The Pittsburgh Steelers have had a run of overall excellence for so many seasons, that it has become normal for the organization and its fans to expect excellence.
However, the "normalcy" that Steeler Nation expects every season, and clings to when refuting those who voice concern over the seemingly small matters that keep piling up, could be creeping in a new direction.
Whereas once upon a time the roster of key players was allowed (or encouraged) to turn over, now key players are being retained; whereas once upon a time the organization was known for its fiscal conservativeness, now is seen by others in and around the league as being improvident with its payroll.
"It's ‘normal' for the Steelers to re-structure contracts every year, and who can argue with their success?" is an oft repeated response to concerns raised; yet with the salary cap virtually stagnant for the past three seasons, the Steelers keep adding dead money to future years which detracts from how much they can tender their own players, offer their own free agents, or shop for that "missing piece" player like the next James Farrior or Ryan Clark.

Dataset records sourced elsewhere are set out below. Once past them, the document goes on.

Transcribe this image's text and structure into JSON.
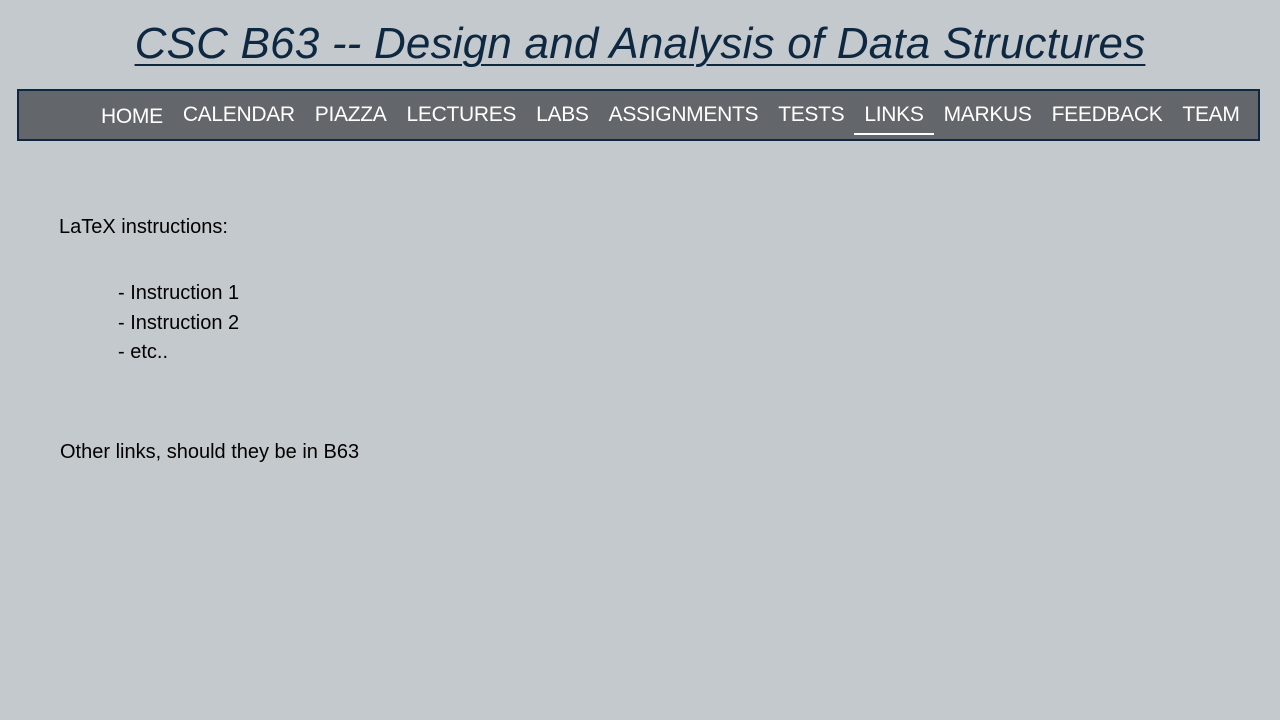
{
  "header": {
    "title": "CSC B63 -- Design and Analysis of Data Structures"
  },
  "nav": {
    "active": "LINKS",
    "items": [
      {
        "label": "HOME"
      },
      {
        "label": "CALENDAR"
      },
      {
        "label": "PIAZZA"
      },
      {
        "label": "LECTURES"
      },
      {
        "label": "LABS"
      },
      {
        "label": "ASSIGNMENTS"
      },
      {
        "label": "TESTS"
      },
      {
        "label": "LINKS"
      },
      {
        "label": "MARKUS"
      },
      {
        "label": "FEEDBACK"
      },
      {
        "label": "TEAM"
      }
    ]
  },
  "main": {
    "latex_heading": "LaTeX instructions:",
    "instructions": [
      "- Instruction 1",
      "- Instruction 2",
      "- etc.."
    ],
    "other_links": "Other links, should they be in B63"
  },
  "colors": {
    "background": "#c4c9cd",
    "nav_background": "#63666a",
    "title_color": "#0e2841",
    "nav_text": "#ffffff"
  }
}
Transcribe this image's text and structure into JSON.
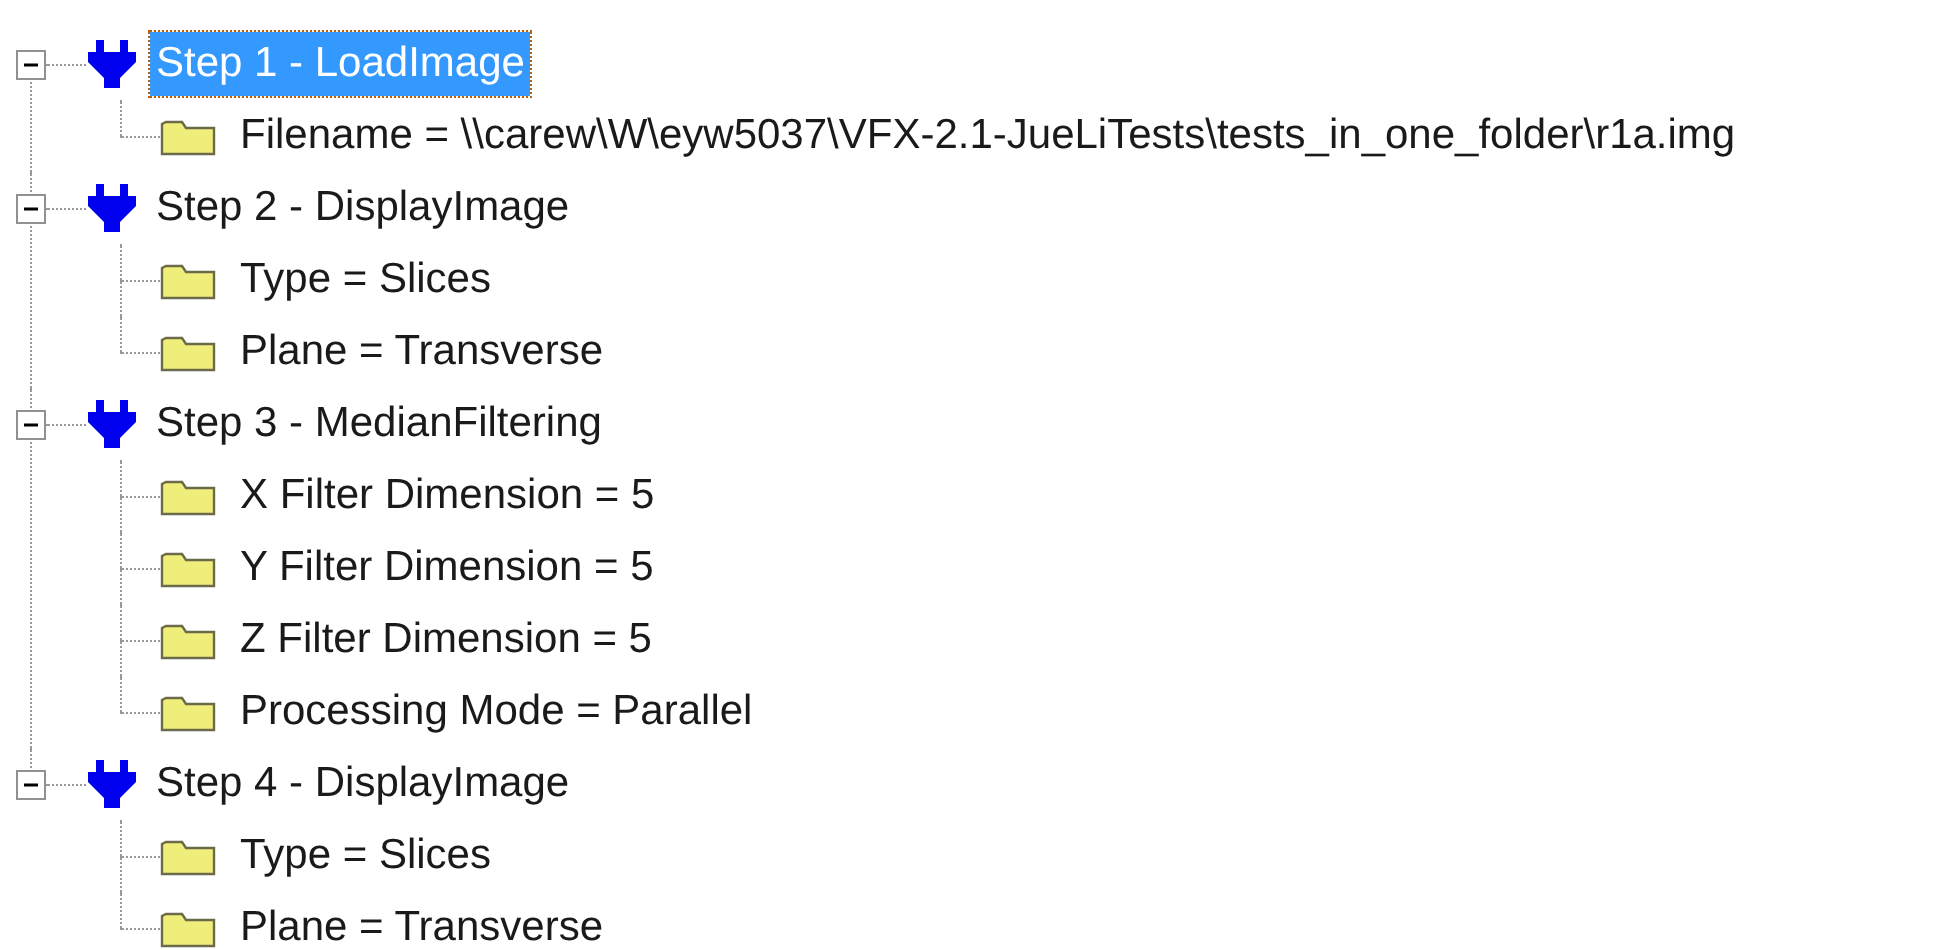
{
  "tree": [
    {
      "label": "Step 1 - LoadImage",
      "selected": true,
      "expanded": true,
      "children": [
        {
          "label": "Filename = \\\\carew\\W\\eyw5037\\VFX-2.1-JueLiTests\\tests_in_one_folder\\r1a.img"
        }
      ]
    },
    {
      "label": "Step 2 - DisplayImage",
      "selected": false,
      "expanded": true,
      "children": [
        {
          "label": "Type = Slices"
        },
        {
          "label": "Plane = Transverse"
        }
      ]
    },
    {
      "label": "Step 3 - MedianFiltering",
      "selected": false,
      "expanded": true,
      "children": [
        {
          "label": "X Filter Dimension = 5"
        },
        {
          "label": "Y Filter Dimension = 5"
        },
        {
          "label": "Z Filter Dimension = 5"
        },
        {
          "label": "Processing Mode = Parallel"
        }
      ]
    },
    {
      "label": "Step 4 - DisplayImage",
      "selected": false,
      "expanded": true,
      "children": [
        {
          "label": "Type = Slices"
        },
        {
          "label": "Plane = Transverse"
        }
      ]
    }
  ]
}
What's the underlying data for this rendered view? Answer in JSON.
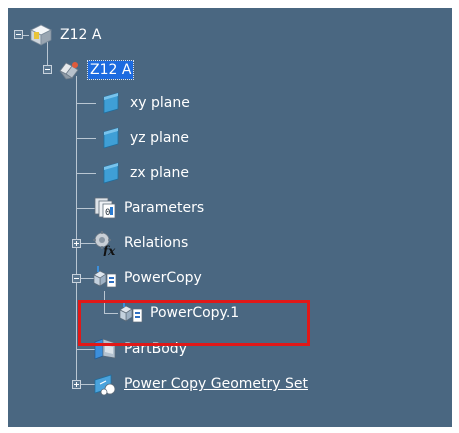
{
  "tree": {
    "root": {
      "label": "Z12 A",
      "icon": "product-icon"
    },
    "part": {
      "label": "Z12 A",
      "icon": "part-icon"
    },
    "xy_plane": {
      "label": "xy plane",
      "icon": "plane-icon"
    },
    "yz_plane": {
      "label": "yz plane",
      "icon": "plane-icon"
    },
    "zx_plane": {
      "label": "zx plane",
      "icon": "plane-icon"
    },
    "parameters": {
      "label": "Parameters",
      "icon": "parameters-icon"
    },
    "relations": {
      "label": "Relations",
      "icon": "relations-fx-icon"
    },
    "powercopy": {
      "label": "PowerCopy",
      "icon": "powercopy-icon"
    },
    "powercopy_1": {
      "label": "PowerCopy.1",
      "icon": "powercopy-icon"
    },
    "partbody": {
      "label": "PartBody",
      "icon": "partbody-icon"
    },
    "geometry_set": {
      "label": "Power Copy Geometry Set",
      "icon": "geometrical-set-icon"
    }
  },
  "colors": {
    "background": "#4a6781",
    "selection": "#1d6be0",
    "highlight_box": "#e01818"
  }
}
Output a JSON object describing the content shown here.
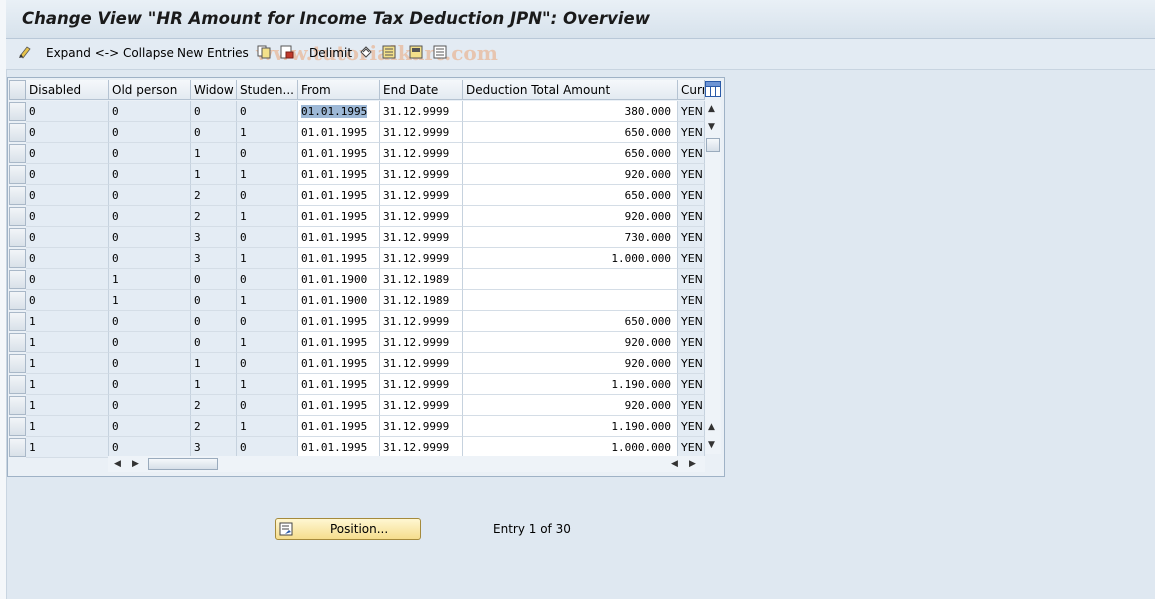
{
  "window": {
    "title": "Change View \"HR Amount for Income Tax Deduction JPN\": Overview"
  },
  "toolbar": {
    "expand_collapse": "Expand <-> Collapse",
    "new_entries": "New Entries",
    "delimit": "Delimit",
    "watermark": "www.tutorialkart.com"
  },
  "table": {
    "columns": [
      "Disabled",
      "Old person",
      "Widow",
      "Studen...",
      "From",
      "End Date",
      "Deduction Total Amount",
      "Curr"
    ],
    "rows": [
      [
        "0",
        "0",
        "0",
        "0",
        "01.01.1995",
        "31.12.9999",
        "380.000",
        "YEN"
      ],
      [
        "0",
        "0",
        "0",
        "1",
        "01.01.1995",
        "31.12.9999",
        "650.000",
        "YEN"
      ],
      [
        "0",
        "0",
        "1",
        "0",
        "01.01.1995",
        "31.12.9999",
        "650.000",
        "YEN"
      ],
      [
        "0",
        "0",
        "1",
        "1",
        "01.01.1995",
        "31.12.9999",
        "920.000",
        "YEN"
      ],
      [
        "0",
        "0",
        "2",
        "0",
        "01.01.1995",
        "31.12.9999",
        "650.000",
        "YEN"
      ],
      [
        "0",
        "0",
        "2",
        "1",
        "01.01.1995",
        "31.12.9999",
        "920.000",
        "YEN"
      ],
      [
        "0",
        "0",
        "3",
        "0",
        "01.01.1995",
        "31.12.9999",
        "730.000",
        "YEN"
      ],
      [
        "0",
        "0",
        "3",
        "1",
        "01.01.1995",
        "31.12.9999",
        "1.000.000",
        "YEN"
      ],
      [
        "0",
        "1",
        "0",
        "0",
        "01.01.1900",
        "31.12.1989",
        "",
        "YEN"
      ],
      [
        "0",
        "1",
        "0",
        "1",
        "01.01.1900",
        "31.12.1989",
        "",
        "YEN"
      ],
      [
        "1",
        "0",
        "0",
        "0",
        "01.01.1995",
        "31.12.9999",
        "650.000",
        "YEN"
      ],
      [
        "1",
        "0",
        "0",
        "1",
        "01.01.1995",
        "31.12.9999",
        "920.000",
        "YEN"
      ],
      [
        "1",
        "0",
        "1",
        "0",
        "01.01.1995",
        "31.12.9999",
        "920.000",
        "YEN"
      ],
      [
        "1",
        "0",
        "1",
        "1",
        "01.01.1995",
        "31.12.9999",
        "1.190.000",
        "YEN"
      ],
      [
        "1",
        "0",
        "2",
        "0",
        "01.01.1995",
        "31.12.9999",
        "920.000",
        "YEN"
      ],
      [
        "1",
        "0",
        "2",
        "1",
        "01.01.1995",
        "31.12.9999",
        "1.190.000",
        "YEN"
      ],
      [
        "1",
        "0",
        "3",
        "0",
        "01.01.1995",
        "31.12.9999",
        "1.000.000",
        "YEN"
      ]
    ]
  },
  "footer": {
    "position_label": "Position...",
    "entry_info": "Entry 1 of 30"
  },
  "colors": {
    "background": "#dfe8f1",
    "button": "#f5dd8d",
    "selection": "#9db8d6"
  }
}
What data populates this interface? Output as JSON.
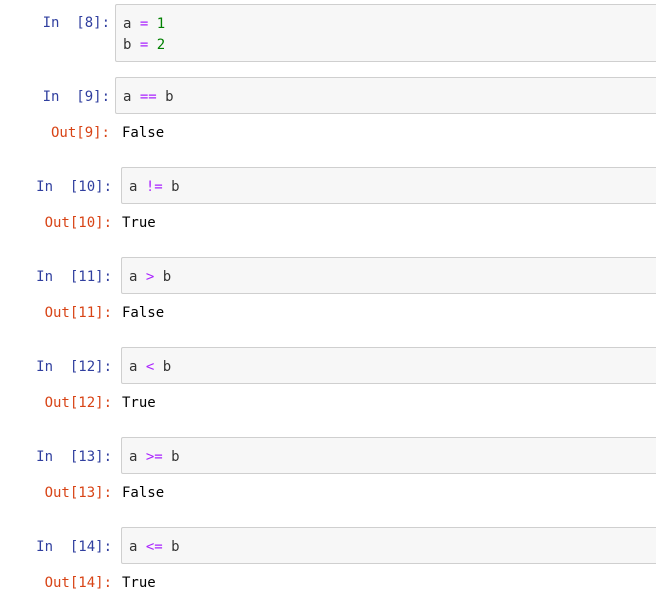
{
  "cells": [
    {
      "in_prompt": "In  [8]:",
      "lines": [
        {
          "a": "a",
          "op": "=",
          "b": "1"
        },
        {
          "a": "b",
          "op": "=",
          "b": "2"
        }
      ]
    },
    {
      "in_prompt": "In  [9]:",
      "code": {
        "a": "a",
        "op": "==",
        "b": "b"
      },
      "out_prompt": "Out[9]:",
      "output": "False"
    },
    {
      "in_prompt": "In  [10]:",
      "code": {
        "a": "a",
        "op": "!=",
        "b": "b"
      },
      "out_prompt": "Out[10]:",
      "output": "True"
    },
    {
      "in_prompt": "In  [11]:",
      "code": {
        "a": "a",
        "op": ">",
        "b": "b"
      },
      "out_prompt": "Out[11]:",
      "output": "False"
    },
    {
      "in_prompt": "In  [12]:",
      "code": {
        "a": "a",
        "op": "<",
        "b": "b"
      },
      "out_prompt": "Out[12]:",
      "output": "True"
    },
    {
      "in_prompt": "In  [13]:",
      "code": {
        "a": "a",
        "op": ">=",
        "b": "b"
      },
      "out_prompt": "Out[13]:",
      "output": "False"
    },
    {
      "in_prompt": "In  [14]:",
      "code": {
        "a": "a",
        "op": "<=",
        "b": "b"
      },
      "out_prompt": "Out[14]:",
      "output": "True"
    }
  ],
  "colors": {
    "in_prompt": "#303F9F",
    "out_prompt": "#D84315",
    "operator": "#AA22FF",
    "number": "#008000",
    "cell_background": "#f7f7f7",
    "cell_border": "#cfcfcf"
  }
}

"It's ‘normal' for the Steelers to allow free agents or aging players to leave because they always have a new starter waiting on the bench" is an oft repeated response to concerns raised; yet Jason Worilds has been erratic in his dress rehearsals as a starter and now putative replacement for James Harrison, and behind him for proven depth you have who: Stephenson Sylvester and Chris Carter?
The most disheartening aspect of being involved with a deal that dies of a thousand cuts is dealing with the recriminations that "if we had only realized what was happening", meaning either a different approach could have been taken, or the losses could have been minimized by terminating the effort earlier.
The Steelers have approximately $5.5 million coming to them in salary cap relief as of June 1, as a result of cutting guard Willie Colon. However, most of that money is already earmarked for the salaries of the rookies the Steelers draft next week. In addition, the Steelers have several beloved and valued veterans approaching the last year or two of their contracts: Troy Polamalu, Ike Taylor, Ryan Clark, Brett Keisel all are slated to earn multiple millions of dollars this year and next. Given the circumstances the Steelers find themselves in at this point in the 2013 season, they may be forced to give serious consideration to voluntarily enduring more painful cuts such as the one involving James Harrison, if for no other reason than to sacrifice a limb to save the patient. For to continue as they have been operating, and exacerbating the self-inflicted wounds already impacting the team, may be the cruelest cut of them all.